Cos’hanno in comune la moglie di Charlie Kirk e la direttrice d’orchestra? A parte il colore dei capelli e un certo disprezzo per i movimenti femministi, ci sarebbe anche dell’altro
Ogni frammento dal funerale-comizio di Charlie Kirk meriterebbe un’analisi semiotica e antropologica lunga almeno un centinaio di pagine, dunque concentriamoci sulla protagonista. La vedova Kirk, accolta come si accoglie un lottatore di wrestling, sale sul palco tra fuochi d’artificio e preghiere mormorate per poi lanciare due messaggi, uno funzionale alla narrazione mistica della tragedia, l’altro un po’ meno cristiano: perdono il mio nemico, ora però tremate, perché scendo in campo io. E come direbbe Lorenzo Caccialupi, instant-celebrity del trumpismo meloniano, nonché anello mancante tra Turning Point Usa e Mario Brega, «e mo’ so’ cazzi».

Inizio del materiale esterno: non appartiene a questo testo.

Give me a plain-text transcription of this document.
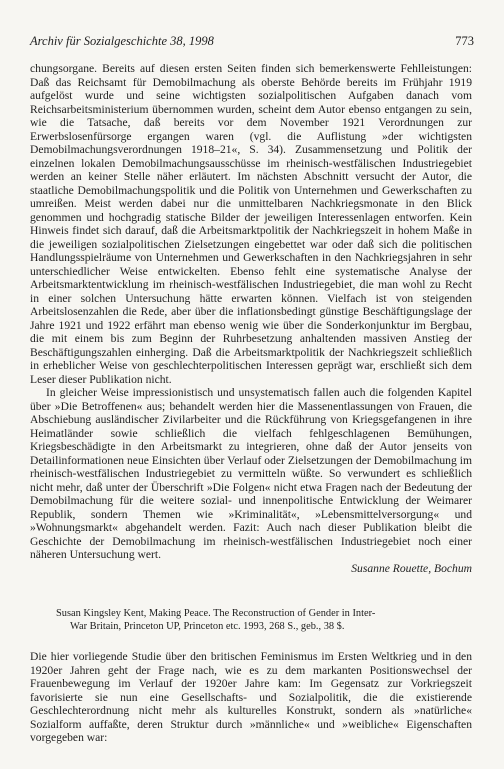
Archiv für Sozialgeschichte 38, 1998	773

chungsorgane. Bereits auf diesen ersten Seiten finden sich bemerkenswerte Fehlleistungen: Daß das Reichsamt für Demobilmachung als oberste Behörde bereits im Frühjahr 1919 aufgelöst wurde und seine wichtigsten sozialpolitischen Aufgaben danach vom Reichsarbeitsministerium übernommen wurden, scheint dem Autor ebenso entgangen zu sein, wie die Tatsache, daß bereits vor dem November 1921 Verordnungen zur Erwerbslosenfürsorge ergangen waren (vgl. die Auflistung »der wichtigsten Demobilmachungsverordnungen 1918–21«, S. 34). Zusammensetzung und Politik der einzelnen lokalen Demobilmachungsausschüsse im rheinisch-westfälischen Industriegebiet werden an keiner Stelle näher erläutert. Im nächsten Abschnitt versucht der Autor, die staatliche Demobilmachungspolitik und die Politik von Unternehmen und Gewerkschaften zu umreißen. Meist werden dabei nur die unmittelbaren Nachkriegsmonate in den Blick genommen und hochgradig statische Bilder der jeweiligen Interessenlagen entworfen. Kein Hinweis findet sich darauf, daß die Arbeitsmarktpolitik der Nachkriegszeit in hohem Maße in die jeweiligen sozialpolitischen Zielsetzungen eingebettet war oder daß sich die politischen Handlungsspielräume von Unternehmen und Gewerkschaften in den Nachkriegsjahren in sehr unterschiedlicher Weise entwickelten. Ebenso fehlt eine systematische Analyse der Arbeitsmarktentwicklung im rheinisch-westfälischen Industriegebiet, die man wohl zu Recht in einer solchen Untersuchung hätte erwarten können. Vielfach ist von steigenden Arbeitslosenzahlen die Rede, aber über die inflationsbedingt günstige Beschäftigungslage der Jahre 1921 und 1922 erfährt man ebenso wenig wie über die Sonderkonjunktur im Bergbau, die mit einem bis zum Beginn der Ruhrbesetzung anhaltenden massiven Anstieg der Beschäftigungszahlen einherging. Daß die Arbeitsmarktpolitik der Nachkriegszeit schließlich in erheblicher Weise von geschlechterpolitischen Interessen geprägt war, erschließt sich dem Leser dieser Publikation nicht.

In gleicher Weise impressionistisch und unsystematisch fallen auch die folgenden Kapitel über »Die Betroffenen« aus; behandelt werden hier die Massenentlassungen von Frauen, die Abschiebung ausländischer Zivilarbeiter und die Rückführung von Kriegsgefangenen in ihre Heimatländer sowie schließlich die vielfach fehlgeschlagenen Bemühungen, Kriegsbeschädigte in den Arbeitsmarkt zu integrieren, ohne daß der Autor jenseits von Detailinformationen neue Einsichten über Verlauf oder Zielsetzungen der Demobilmachung im rheinisch-westfälischen Industriegebiet zu vermitteln wüßte. So verwundert es schließlich nicht mehr, daß unter der Überschrift »Die Folgen« nicht etwa Fragen nach der Bedeutung der Demobilmachung für die weitere sozial- und innenpolitische Entwicklung der Weimarer Republik, sondern Themen wie »Kriminalität«, »Lebensmittelversorgung« und »Wohnungsmarkt« abgehandelt werden. Fazit: Auch nach dieser Publikation bleibt die Geschichte der Demobilmachung im rheinisch-westfälischen Industriegebiet noch einer näheren Untersuchung wert.

Susanne Rouette, Bochum

Susan Kingsley Kent, Making Peace. The Reconstruction of Gender in Inter-
War Britain, Princeton UP, Princeton etc. 1993, 268 S., geb., 38 $.

Die hier vorliegende Studie über den britischen Feminismus im Ersten Weltkrieg und in den 1920er Jahren geht der Frage nach, wie es zu dem markanten Positionswechsel der Frauenbewegung im Verlauf der 1920er Jahre kam: Im Gegensatz zur Vorkriegszeit favorisierte sie nun eine Gesellschafts- und Sozialpolitik, die die existierende Geschlechterordnung nicht mehr als kulturelles Konstrukt, sondern als »natürliche« Sozialform auffaßte, deren Struktur durch »männliche« und »weibliche« Eigenschaften vorgegeben war:
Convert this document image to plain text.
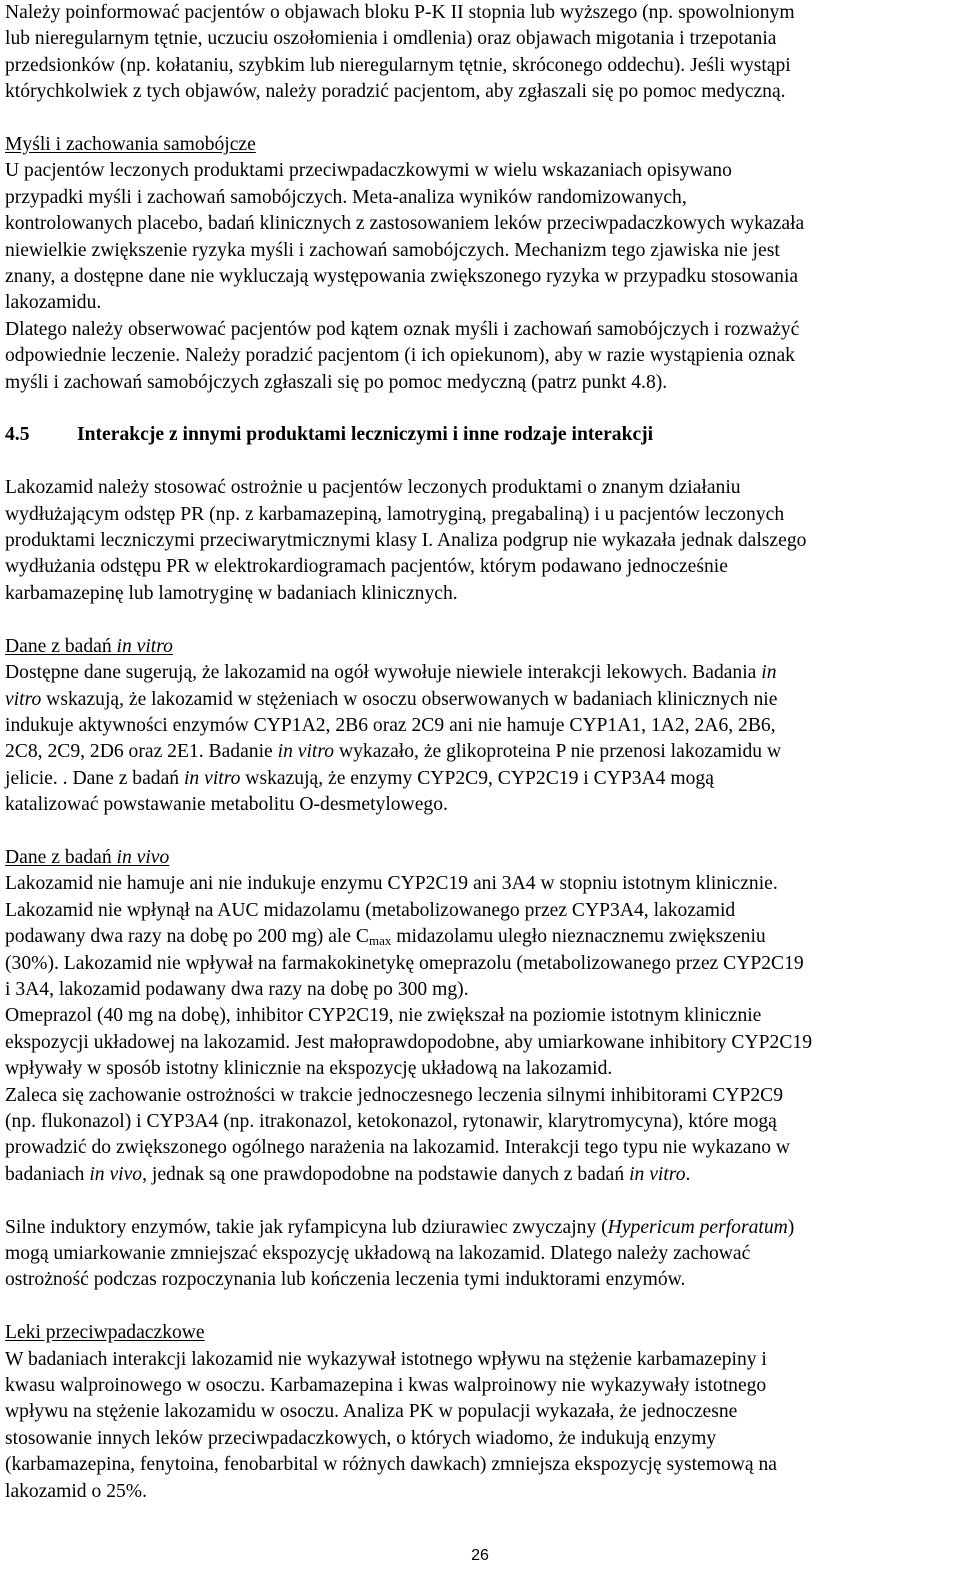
Należy poinformować pacjentów o objawach bloku P-K II stopnia lub wyższego (np. spowolnionym

lub nieregularnym tętnie, uczuciu oszołomienia i omdlenia) oraz objawach migotania i trzepotania

przedsionków (np. kołataniu, szybkim lub nieregularnym tętnie, skróconego oddechu). Jeśli wystąpi

którychkolwiek z tych objawów, należy poradzić pacjentom, aby zgłaszali się po pomoc medyczną.

Myśli i zachowania samobójcze

U pacjentów leczonych produktami przeciwpadaczkowymi w wielu wskazaniach opisywano

przypadki myśli i zachowań samobójczych. Meta-analiza wyników randomizowanych,

kontrolowanych placebo, badań klinicznych z zastosowaniem leków przeciwpadaczkowych wykazała

niewielkie zwiększenie ryzyka myśli i zachowań samobójczych. Mechanizm tego zjawiska nie jest

znany, a dostępne dane nie wykluczają występowania zwiększonego ryzyka w przypadku stosowania

lakozamidu.

Dlatego należy obserwować pacjentów pod kątem oznak myśli i zachowań samobójczych i rozważyć

odpowiednie leczenie. Należy poradzić pacjentom (i ich opiekunom), aby w razie wystąpienia oznak

myśli i zachowań samobójczych zgłaszali się po pomoc medyczną (patrz punkt 4.8).

4.5 Interakcje z innymi produktami leczniczymi i inne rodzaje interakcji

Lakozamid należy stosować ostrożnie u pacjentów leczonych produktami o znanym działaniu

wydłużającym odstęp PR (np. z karbamazepiną, lamotryginą, pregabaliną) i u pacjentów leczonych

produktami leczniczymi przeciwarytmicznymi klasy I. Analiza podgrup nie wykazała jednak dalszego

wydłużania odstępu PR w elektrokardiogramach pacjentów, którym podawano jednocześnie

karbamazepinę lub lamotryginę w badaniach klinicznych.

Dane z badań in vitro

Dostępne dane sugerują, że lakozamid na ogół wywołuje niewiele interakcji lekowych. Badania in

vitro wskazują, że lakozamid w stężeniach w osoczu obserwowanych w badaniach klinicznych nie

indukuje aktywności enzymów CYP1A2, 2B6 oraz 2C9 ani nie hamuje CYP1A1, 1A2, 2A6, 2B6,

2C8, 2C9, 2D6 oraz 2E1. Badanie in vitro wykazało, że glikoproteina P nie przenosi lakozamidu w

jelicie. . Dane z badań in vitro wskazują, że enzymy CYP2C9, CYP2C19 i CYP3A4 mogą

katalizować powstawanie metabolitu O-desmetylowego.

Dane z badań in vivo

Lakozamid nie hamuje ani nie indukuje enzymu CYP2C19 ani 3A4 w stopniu istotnym klinicznie.

Lakozamid nie wpłynął na AUC midazolamu (metabolizowanego przez CYP3A4, lakozamid

podawany dwa razy na dobę po 200 mg) ale $C_{max}$ midazolamu uległo nieznacznemu zwiększeniu

(30%). Lakozamid nie wpływał na farmakokinetykę omeprazolu (metabolizowanego przez CYP2C19

i 3A4, lakozamid podawany dwa razy na dobę po 300 mg).

Omeprazol (40 mg na dobę), inhibitor CYP2C19, nie zwiększał na poziomie istotnym klinicznie

ekspozycji układowej na lakozamid. Jest małoprawdopodobne, aby umiarkowane inhibitory CYP2C19

wpływały w sposób istotny klinicznie na ekspozycję układową na lakozamid.

Zaleca się zachowanie ostrożności w trakcie jednoczesnego leczenia silnymi inhibitorami CYP2C9

(np. flukonazol) i CYP3A4 (np. itrakonazol, ketokonazol, rytonawir, klarytromycyna), które mogą

prowadzić do zwiększonego ogólnego narażenia na lakozamid. Interakcji tego typu nie wykazano w

badaniach in vivo, jednak są one prawdopodobne na podstawie danych z badań in vitro.

Silne induktory enzymów, takie jak ryfampicyna lub dziurawiec zwyczajny (Hypericum perforatum)

mogą umiarkowanie zmniejszać ekspozycję układową na lakozamid. Dlatego należy zachować

ostrożność podczas rozpoczynania lub kończenia leczenia tymi induktorami enzymów.

Leki przeciwpadaczkowe

W badaniach interakcji lakozamid nie wykazywał istotnego wpływu na stężenie karbamazepiny i

kwasu walproinowego w osoczu. Karbamazepina i kwas walproinowy nie wykazywały istotnego

wpływu na stężenie lakozamidu w osoczu. Analiza PK w populacji wykazała, że jednoczesne

stosowanie innych leków przeciwpadaczkowych, o których wiadomo, że indukują enzymy

(karbamazepina, fenytoina, fenobarbital w różnych dawkach) zmniejsza ekspozycję systemową na

lakozamid o 25%.

26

Anche dalle nostre parti una bionda di turbo-destra prende il comando (sì, un’altra). Il Maestro Beatrice Venezi sarà a capo del Teatro La Fenice dal 2026 al 2030, applausi del ministro Giuli. Oltre al colore dei capelli e l'innegabile determinazione, le due donne condividono un certo disprezzo per le istanze dei movimenti femministi, che siano queste quote rosa o concordanze tra sostantivi.
Venezi, è cosa nota, porta avanti da tempo una battaglia per non essere declinata al femminile, Erika Kirk incarna il perfetto cliché della cosiddetta «tradwife». Eppure, entrambe hanno studiato, entrambe lavorano, entrambe ricoprono posizioni che, senza quelle suddette istanze, oggi non potrebbero ricoprire. Sembra un cortocircuito logico, eppure è esattamente il modo in cui ragiona la grande chiesa del conservatorismo d’oggi, che non va da Che Guevara a Madre Teresa ma da Candace Owens a Silvia Sardone.
La donna al potere sì, ma solo se nega che quel potere lo ha ottenuto grazie ad altre donne, e non per gentile concessione maschile.